Mekayla Thomas made history by becoming the first female graduate of the St. Louis 24-hour virtual Workforce High School. The 19-year-old chose to have her celebration behind bars, where she has spent much of the last 3 years.

"I just got butterflies. I felt famous!” said Mekayla Thomas.

Thomas had been in and out of jail for stealing cars and breaking into houses. Then one day she realized a better life was possible.

“Coming back to jail. Tired of coming back and forth since I was 16. Three years of my life in jail,” said Thomas.

Mekayla worked hard with mentors from Workforce High School while in jail and was encouraged by fellow inmates.

“It is so exciting!! Amazing, inspiring, empowering, its everything!” said Director of Workforce Dr. Alice Prince.

Representatives from Senators Blunt's office, St. Louis Public Schools, state lawmakers and Mayor Krewson's office attended the ceremony.

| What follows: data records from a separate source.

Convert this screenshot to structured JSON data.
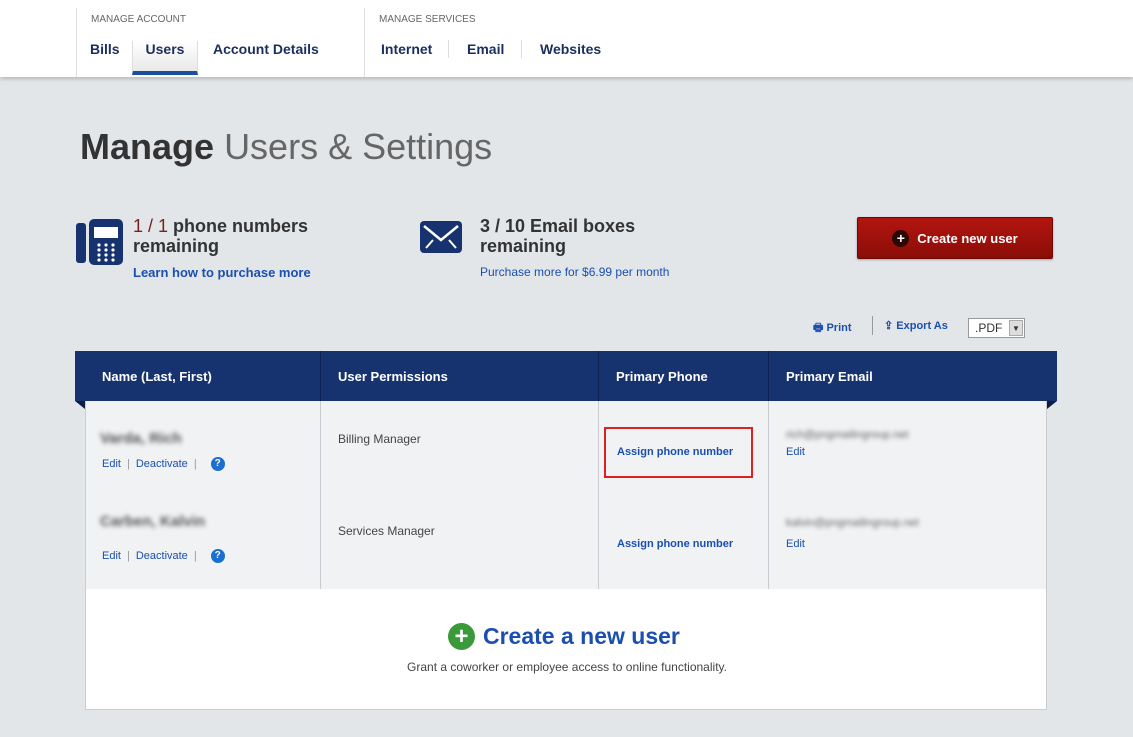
{
  "nav": {
    "account_label": "MANAGE ACCOUNT",
    "services_label": "MANAGE SERVICES",
    "account_items": [
      "Bills",
      "Users",
      "Account Details"
    ],
    "service_items": [
      "Internet",
      "Email",
      "Websites"
    ],
    "active": "Users"
  },
  "page": {
    "title_bold": "Manage",
    "title_rest": "Users & Settings"
  },
  "stats": {
    "phone": {
      "used": "1 / 1",
      "text": "phone numbers",
      "text2": "remaining",
      "link": "Learn how to purchase more"
    },
    "email": {
      "text": "3 / 10 Email boxes",
      "text2": "remaining",
      "link": "Purchase more for $6.99 per month"
    }
  },
  "create_button": "Create new user",
  "tools": {
    "print": "Print",
    "export": "Export As",
    "format": ".PDF"
  },
  "table": {
    "headers": [
      "Name (Last, First)",
      "User Permissions",
      "Primary Phone",
      "Primary Email"
    ],
    "rows": [
      {
        "name": "Varda, Rich",
        "edit": "Edit",
        "deactivate": "Deactivate",
        "help": "?",
        "permission": "Billing Manager",
        "phone": "Assign phone number",
        "email": "rich@pngmailingroup.net",
        "email_edit": "Edit"
      },
      {
        "name": "Carben, Kalvin",
        "edit": "Edit",
        "deactivate": "Deactivate",
        "help": "?",
        "permission": "Services Manager",
        "phone": "Assign phone number",
        "email": "kalvin@pngmailingroup.net",
        "email_edit": "Edit"
      }
    ]
  },
  "create_section": {
    "title": "Create a new user",
    "subtitle": "Grant a coworker or employee access to online functionality."
  },
  "colors": {
    "header": "#17336f",
    "accent_red": "#a0120c",
    "link": "#1a4fb0",
    "highlight_box": "#e02020",
    "plus_green": "#3a9a3a"
  }
}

"All of the other women want to sign up. All of them know they can do it and make their lives better. That's what we need," said Dr. Prince.

Mekayla, who was recently released, could have had her graduation at the mayor's office but she chose cell block 4. So many people signed up to come that they moved it to jail gym.

Shelonda Williams, Mekayla's mentor at Workforce says, “I've seen her transition from immature to mature, and grow the entire process.”

"Dreams can come true, stay strong, you can do it. There are people to motivate you. You can do it,” said Mekayla Thomas.

Mekayla is also going to college now. She earned a two year scholarship at Forest Park-St. Louis Community College and she says will become a funeral director.